Gerald Scheiblehner

Personal information
- Date of birth: 25 February 1977 (age 49)
- Place of birth: Linz, Austria
- Height: 1.81 m (5 ft 11 in)
- Position: Midfielder

Team information
- Current team: Grazer AK (manager)

Youth career
- 1983-1996: VOEST Linz
- 1995-1996: SC Marchtrenk

Senior career*
- Years: Team / Apps / (Gls)
- 1996–2001: Austria Wien II / 28 / (2)
- 1998: Austria Wien / 1 / (0)
- 2000–2001: →ASKÖ Donau Linz (loan) / 34 / (1)
- 2001–2003: Eintracht Wels / 39 / (8)
- 2003: Vöcklabruck / 0 / (0)
- 2003–2009: Wallern / 82 / (3)

Managerial career
- 2010–2014: ASKÖ Donau Linz
- 2014–2015: Union St. Florian
- 2015–2019: Vorwärts Steyr
- 2019–2021: Juniors OÖ
- 2021–2025: Blau-Weiß Linz
- 2025–2026: Grasshopper
- 2026–: Grazer AK

= Gerald Scheiblehner =

Austrian footballer and manager

Gerald Scheiblehner (born 25 February 1977) is an Austrian professional football manager who is currently manager of Austrian Bundesliga club Grazer AK.

== Career==
=== Player ===
Scheiblehner is a youth product of VOEST Linz and SC Marchtrenk. He had a stint as a professional footballer with Austria Wien, where he mostly played for their reserves. He had a short loan with ASKÖ Donau Linz, before moving to Eintracht Wels in 2021. After a short stint with Vöcklabruck, he finished his career with Wallern from 2003 to 2009.

=== Manager ===
After he ended his playing career, he became coach and sporting of ASKÖ Donau Linz in the Austrian Landesliga. He caught attention for strong league finishes and youth development in his 4 years there. In 2014 he became coach of Union St. Florian in the Austrian Regionalliga. From 2015 to 2019 he trained SK Vorwärts Steyr. In 2017–18 the club was promoted to the 2. Liga after coming 3rd in the league and winning the playoffs, and extended his contract until 2020. In 2019, he became coach of Juniors OÖ in the 2. Liga. On 18 June 2021, he moved to Blau-Weiß Linz. He helped Blau-Weiß Linz win the 2022–23 Austrian Football Second League, was named coach of the season in the division, and earned them promotion to the Austrian Football Bundesliga.

He departed BW Linz on 23 June 2025. One day later, he was confirmed as the new head coach of Swiss Super League side Grasshopper Club Zürich.

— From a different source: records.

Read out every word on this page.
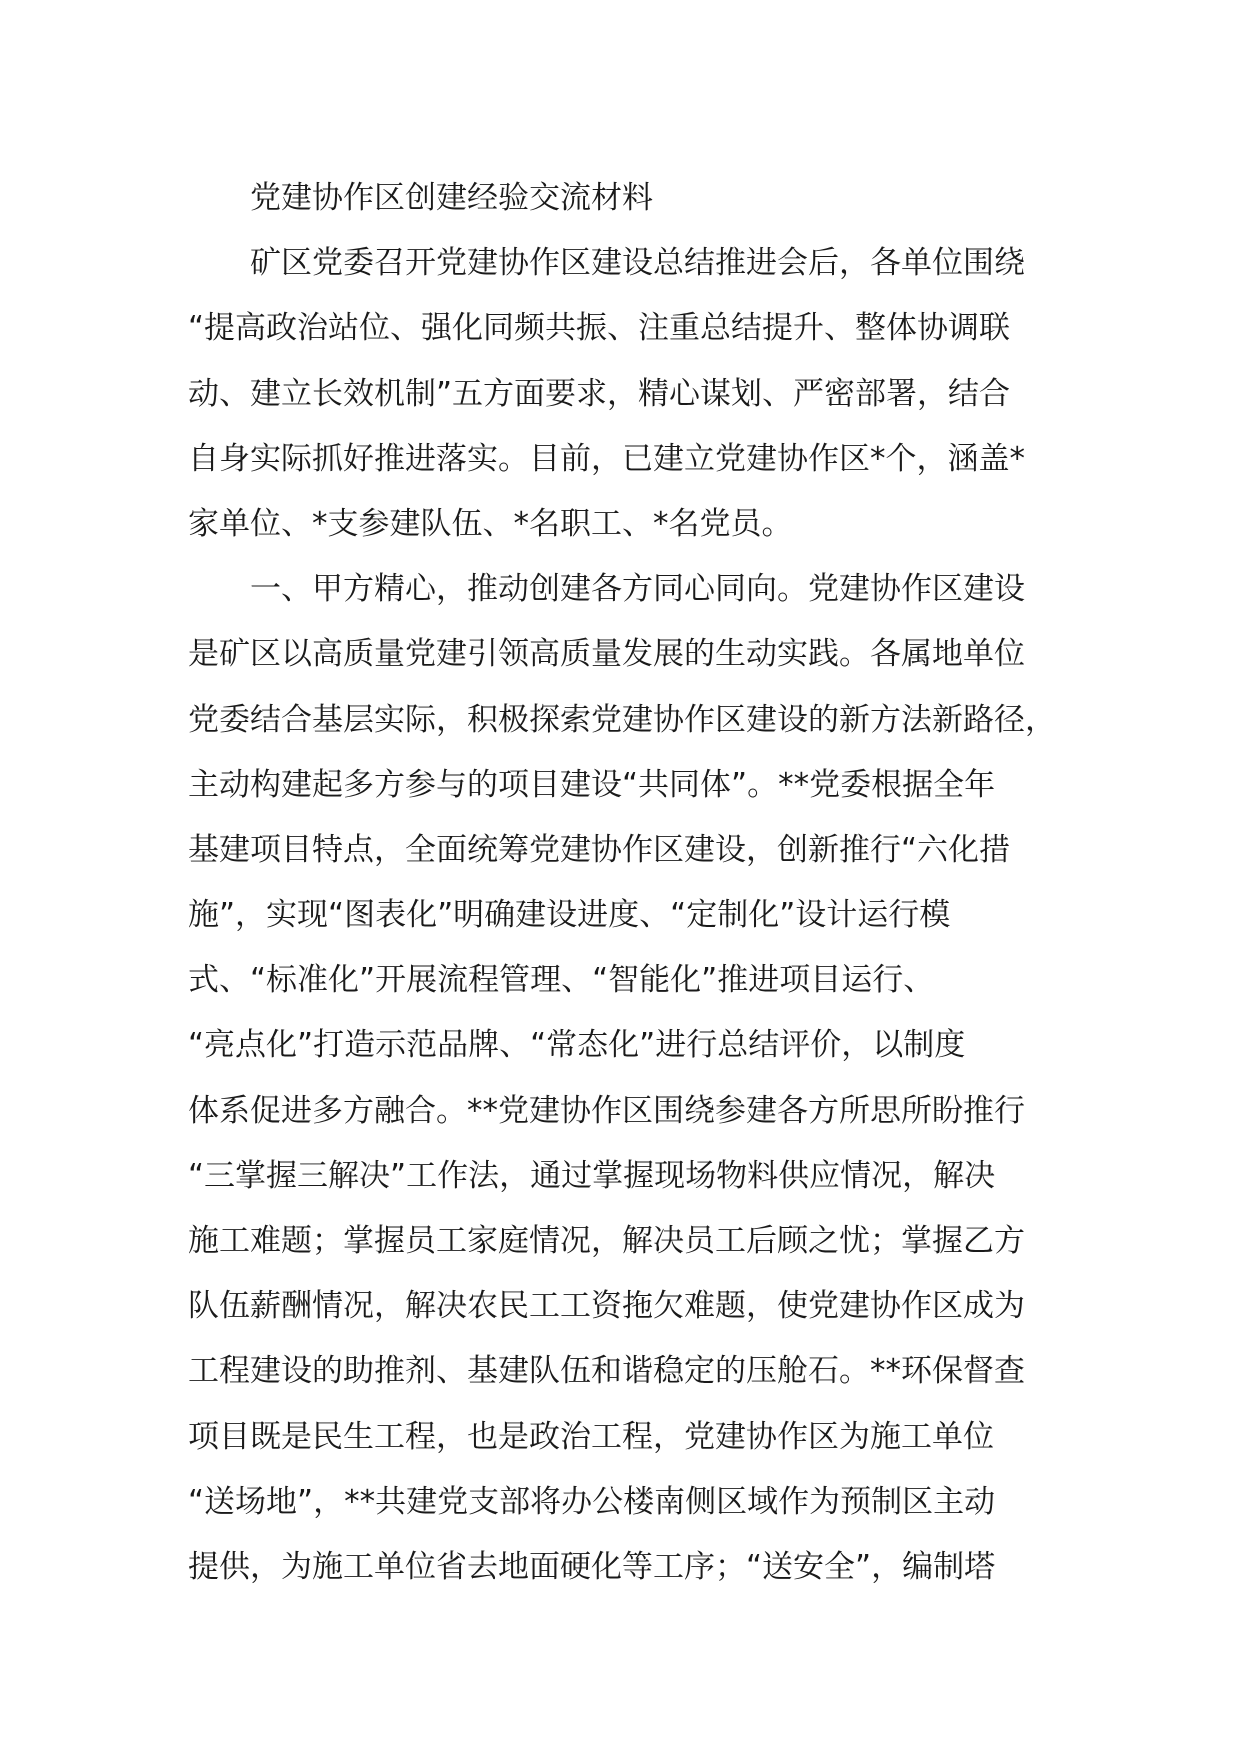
党建协作区创建经验交流材料
矿区党委召开党建协作区建设总结推进会后，各单位围绕
“提高政治站位、强化同频共振、注重总结提升、整体协调联
动、建立长效机制”五方面要求，精心谋划、严密部署，结合
自身实际抓好推进落实。目前，已建立党建协作区*个，涵盖*
家单位、*支参建队伍、*名职工、*名党员。
一、甲方精心，推动创建各方同心同向。党建协作区建设
是矿区以高质量党建引领高质量发展的生动实践。各属地单位
党委结合基层实际，积极探索党建协作区建设的新方法新路径，
主动构建起多方参与的项目建设“共同体”。**党委根据全年
基建项目特点，全面统筹党建协作区建设，创新推行“六化措
施”，实现“图表化”明确建设进度、“定制化”设计运行模
式、“标准化”开展流程管理、“智能化”推进项目运行、
“亮点化”打造示范品牌、“常态化”进行总结评价，以制度
体系促进多方融合。**党建协作区围绕参建各方所思所盼推行
“三掌握三解决”工作法，通过掌握现场物料供应情况，解决
施工难题；掌握员工家庭情况，解决员工后顾之忧；掌握乙方
队伍薪酬情况，解决农民工工资拖欠难题，使党建协作区成为
工程建设的助推剂、基建队伍和谐稳定的压舱石。**环保督查
项目既是民生工程，也是政治工程，党建协作区为施工单位
“送场地”，**共建党支部将办公楼南侧区域作为预制区主动
提供，为施工单位省去地面硬化等工序；“送安全”，编制塔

He signs on a two year contract until 2027. He was relieved of his duties on 16 March 2026, due to ongoing poor results. Since the new year, he was only able to achieve one win in the league with Grasshoppers. His final match in charge, saw the team lose 1–5 away at league leaders FC Thun two days prior. With just five league victories, he only achieved a 0.8 points per game average.

Scheiblehner was appointed manager of Grazer AK on 24 August 2026. His first match in charge was a 0–0 draw with Wolfsberger AC, ending a 2-game losing streak.

==Personal life==
Scheiblehner has been married to his wife for over 18 years and together they have three sons.